Maximal commuting cliques

One of the basic problems in semigroup theory is the relationship between subalgebras and commutativity. We will address this question by first considering commuting cliques of a semigroup. A commuting clique is a set of elements, each of which commutes with each other. In other words, a clique in the commuting graph of the semigroup. We will show that semigroup closure maps commuting cliques to commuting cliques.

Theorem. Let $S$ be a semigroup and let $C$ be a commuting clique of the semigroup. Then let $a,b$ be elements of $C$. The product $ab$ commutes with every element of $C$.

Proof. Let $c$ be any element of $C$. We will show that $(ab)c$ = $c(ab)$. By associativity we know that $(ab)c$ equals $a(bc)$. Then by the fact that $b,c$ are both elements of $C$ we know that they commute so $a(bc) = a(cb)$. By associativity we know that $a(cb)$ equals $(ac)b$. By the fact that $ac$ are both elements of $C$ we know this equals $(ca)b$ now finally by associativity this equals $c(ab)$. Applied iteratively this implies that semigroup closure maps commuting cliques to commuting cliques.

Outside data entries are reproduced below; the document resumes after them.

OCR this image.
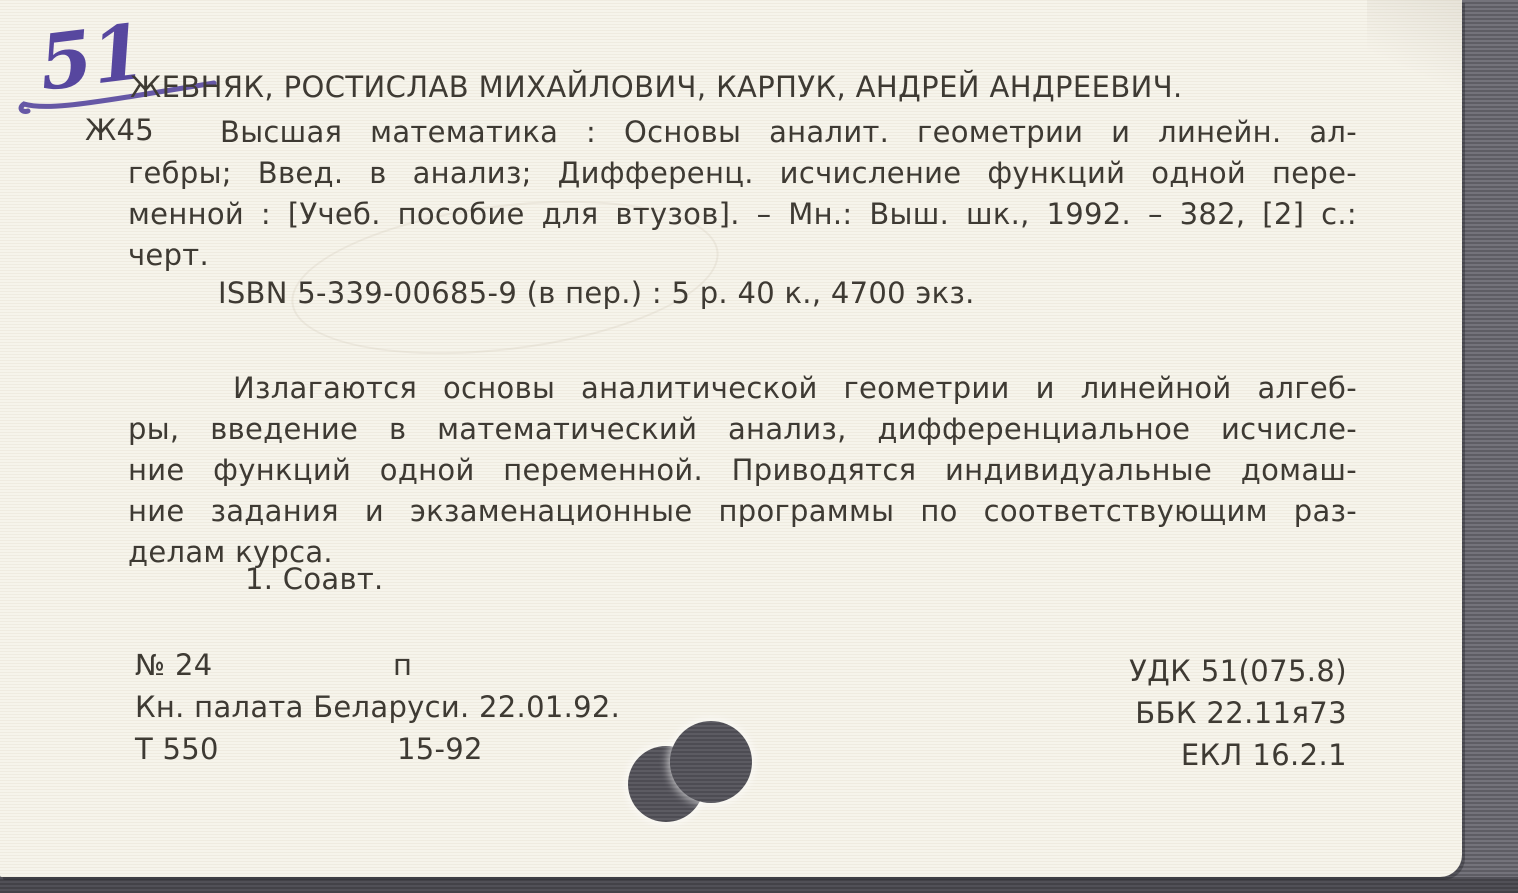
51
ЖЕВНЯК, РОСТИСЛАВ МИХАЙЛОВИЧ, КАРПУК, АНДРЕЙ АНДРЕЕВИЧ.
Ж45	Высшая математика : Основы аналит. геометрии и линейн. ал-
гебры; Введ. в анализ; Дифференц. исчисление функций одной пере-
менной : [Учеб. пособие для втузов]. – Мн.: Выш. шк., 1992. – 382, [2] с.:
черт.
ISBN 5-339-00685-9 (в пер.) : 5 р. 40 к., 4700 экз.
Излагаются основы аналитической геометрии и линейной алгеб-
ры, введение в математический анализ, дифференциальное исчисле-
ние функций одной переменной. Приводятся индивидуальные домаш-
ние задания и экзаменационные программы по соответствующим раз-
делам курса.
1. Соавт.
№ 24	п
Кн. палата Беларуси. 22.01.92.
Т 550	15-92
УДК 51(075.8)
ББК 22.11я73
ЕКЛ 16.2.1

Corollary. the maximal commuting cliques of a semigroup form a subalgebra system

This follows from the fact that semigroup closure maps commuting cliques to commuting cliques. Suppose that $M$ is a maximal commuting clique, then by the fact that closure operations are extensive, the closure of $M$ must be greater then or equal to $M$ and by the fact that commuting cliques are mapped to commuting cliques, it must be mapped to a commuting clique greater then or equal to $M$. But $M$ is a maximal commuting clique by definition, so it must be mapped to itself. Therefore its closure must be equal to itself, so it must be a subsemigroup.

This theorem immediately gives us a whole class of subalgebras that can be infered immediately from the commuting graph of the semigroup, without having to consider the semigroup itself. The maximal commuting cliques form a subalgebra system, that is to say a subset of Sub(A), they also form a set system. This set system forms a maximal cliques family, and the underlying graph is the commuting graph. Therefore, in the other direction, the subalgebra system consisting of all maximal commuting cliques fully determines the commuting graph.

Corollary. The maximal commuting cliques of a semigroup form a maximal cliques family and the underlying graph of this family is the commuting graph.

This follows directly from the definition of maximal clique families. We can now add the maximal commuting cliques to our list of subalgebra systems that form interesting set systems. The maximal subgroups for example are a pairwise disjoint set system. In general, most different types of set systems emerge at one point or another from subalgebras.